7. Si la requérante soutient qu’elle craint pour sa vie et sa liberté, ainsi que pour celles de ses enfants en cas de retour en Géorgie, elle ne justifie toutefois pas de ces allégations, par aucune pièce produite au dossier, alors, au demeurant, que sa demande d’asile et sa demande de réexamen ont été rejetées ainsi qu’il été dit au point 1. En outre, eu égard aux motifs exposés au point 5, Mme C ne justifie ni de la nécessité de sa présence en France aux côtés de sa sœur, ni de ce que ses enfants ne seraient pas en mesure de poursuivre une scolarité normale dans le pays dont ils ont la nationalité.

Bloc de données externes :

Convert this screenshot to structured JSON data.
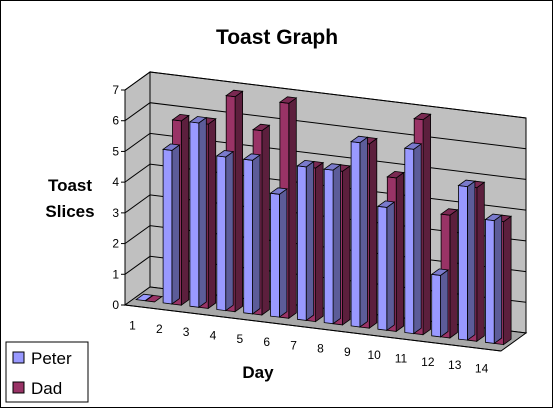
{
  "chart_data": {
    "type": "bar",
    "style": "3d-clustered-column",
    "title": "Toast Graph",
    "xlabel": "Day",
    "ylabel_lines": [
      "Toast",
      "Slices"
    ],
    "ylim": [
      0,
      7
    ],
    "yticks": [
      0,
      1,
      2,
      3,
      4,
      5,
      6,
      7
    ],
    "categories": [
      "1",
      "2",
      "3",
      "4",
      "5",
      "6",
      "7",
      "8",
      "9",
      "10",
      "11",
      "12",
      "13",
      "14"
    ],
    "series": [
      {
        "name": "Peter",
        "color": "#9999ff",
        "values": [
          0,
          5,
          6,
          5,
          5,
          4,
          5,
          5,
          6,
          4,
          6,
          2,
          5,
          4
        ]
      },
      {
        "name": "Dad",
        "color": "#993366",
        "values": [
          0,
          6,
          6,
          7,
          6,
          7,
          5,
          5,
          6,
          5,
          7,
          4,
          5,
          4
        ]
      }
    ],
    "grid": true,
    "legend": "bottom-left",
    "wall_color": "#c0c0c0"
  }
}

Dans ces conditions, Mme C n’est pas fondée à soutenir que l’arrêté attaqué, qui n’implique pas l’éclatement de la cellule familiale en cas de retour en Géorgie, méconnaît les stipulations de l’article 3, paragraphe 1, de la convention internationale relative aux droits de l’enfant.
8. Il résulte de tout ce qui précède que les conclusions à fin d’annulation de la requête de Mme C doivent être rejetées, ainsi que, par voie de conséquence, ses conclusions à fin d’injonction.
D E C I D E :
Article 1er : La requête de Mme C est rejetée.
Article 2 : Le présent jugement sera notifié à Mme B D épouse C, au préfet de la Somme et à Me Pereira.
Délibéré après l’audience du 19 novembre 2024 à laquelle siégeaient :
M. Binand, président,
Mme A et Mme Fass, conseillères,
Rendu public par mise à disposition au greffe le 10 décembre 2024.
La rapporteure,
Signé
L. FASS
Le président,
Signé
C. BINAND Le greffier,
Signé
N. VERJOT
La République mande et ordonne au préfet de la Somme en ce qui le concerne ou à tous commissaires de justice à ce requis en ce qui concerne les voies de droit commun contre les parties privées, de pourvoir à l’exécution de la présente décision.